Ebola en RDC: l'accès aérien au foyer de l'épidémie rétabli, baisse du nombre des cas suspects
Le seul aéroport donnant aux organisations humanitaires un accès à l'épicentre de l'épidémie de maladie Ebola en République démocratique du Congo (RDC) a rouvert mardi, un dernier bilan faisant état d'une baisse des cas suspects de contamination signalés.
La RDC a déclaré le 15 mai une épidémie de maladie Ebola, la 17e dans le pays africain de plus de 100 millions d'habitants. L'Organisation mondiale de la Santé (OMS) a déclenché une alerte sanitaire internationale. Son directeur général Tedros Adhanom Ghebreyesus, qui s'est entretenu avec le président congolais Félix Tshisekedi lundi, s'est rendu samedi dans le foyer de l'épidémie.
Selon l'OMS mardi et sur la base d'informations fournies par les autorités congolaises, le nombre de cas suspects est désormais à 116. Un bilan vendredi de l'Africa CDC, l'agence sanitaire de l'Union africaine, faisait état de 1.139 cas suspects dont 246 décès vraisemblablement causés par la maladie.
De nombreux malades "ont été écartés après vérification et souffrent soit d'autres maladies, soit n'ont présenté qu'un épisode de fièvre sans autre symptôme", a expliqué lors d'une conférence de presse à Genève le porte-parole Christian Lindmeier.
En réalité, peu de tests ont été menés en laboratoire jusqu'ici, essentiellement par manque de moyens en RDC.

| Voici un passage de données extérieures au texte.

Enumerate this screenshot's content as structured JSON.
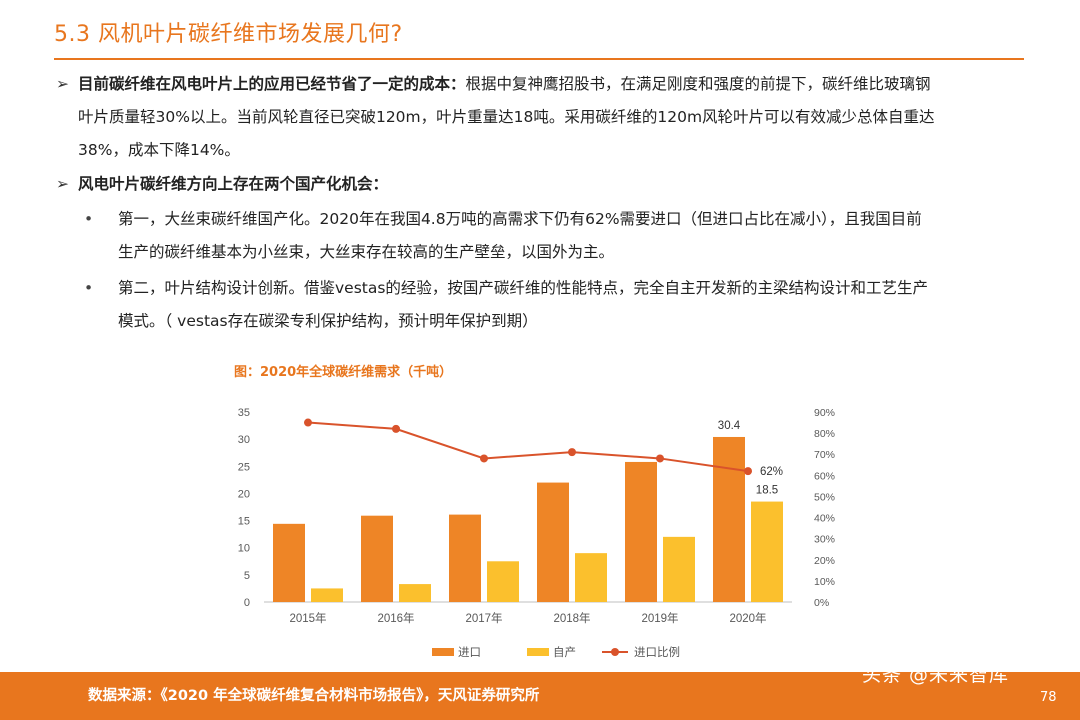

Le gouvernement congolais, qui a récemment annoncé la guérison de plusieurs malades, s'est par ailleurs lancé ces derniers jours dans une vaste opération de communication pour assurer que "la situation est sous contrôle".
L'annonce d'une nouvelle épidémie de maladie Ebola dans le pays parmi les plus pauvres au monde avait créé l'inquiétude des autorités sanitaires internationales. D'autant qu'il n'existe ni vaccin, ni traitement spécifique pour le virus Bundibugyo, à l'origine de la flambée épidémique actuelle.
- "Reprise progressive" -
La plupart des grandes épidémies connues par le passé ont été dues au virus Zaïre, le seul pour lequel un vaccin est homologué. Ebola a tué plus de 15.000 personnes en Afrique ces 50 dernières années. L'épidémie la plus meurtrière en RDC avait fait près de 2.300 morts pour 3.500 malades recensés, entre 2018 et 2020.
L'Africa CDC a promis un vaccin pour Bundibugyo d'ici la fin de l'année. L'OMS planche sur des essais cliniques. Le risque sanitaire pour les pays proches de la RDC est "élevé", selon l'OMS, mais reste "faible" au niveau mondial.
En Ituri, province du nord-est congolais et foyer de l'épidémie, les services de l'État sont depuis longtemps absents. La plupart des structures médicales n'ont que peu de moyens et les soignants se sont trouvés désemparés par la magnitude de la crise.
La région est par ailleurs une des plus troublées du pays. Des groupes armés y commettent régulièrement des massacres et rendent l'accès difficiles.
L'enclavement et la situation sécuritaire a rendu la région largement dépendante de l'aéroport de Bunia, capitale provinciale, pour l'acheminement d'équipements sanitaires et de l'aide humanitaire.
La décision des autorités congolaises le 23 mai de suspendre les vols vers et depuis Bunia avait créé l'inquiétude de voir une riposte sanitaire encore ralentie. Quelques vols sanitaires et des vols spéciaux transportant des membres du gouvernement avaient toutefois été autorisés depuis Kinshasa.
Le ministre de la Santé Samuel Roger Kamba avait évoqué une nécessité de s'assurer de la mise en place de mesures sanitaires pour les voyageurs.
Après une évaluation "du processus de surveillance" de l'épidémie, "les conditions sont désormais réunies pour permettre une reprise progressive et sécurisée des activités aériennes", a indiqué mardi le ministère des Transports dans un communiqué.
Des mesures barrières telles que la prise de température systématique et le lavage de mains obligatoire avant l'embarquement seront mises en place.
Le Rwanda et l'Ouganda ont temporairement fermé leurs frontières avec la RDC. Les Etats-Unis projettent d'ouvrir au Kenya un centre de quarantaine pour les cas suspects ou avérés d'Ebola, essentiellement des Américains.
Le président kényan William Ruto a défendu mardi le projet malgré le rejet exprimé dans la rue par une partie de la population.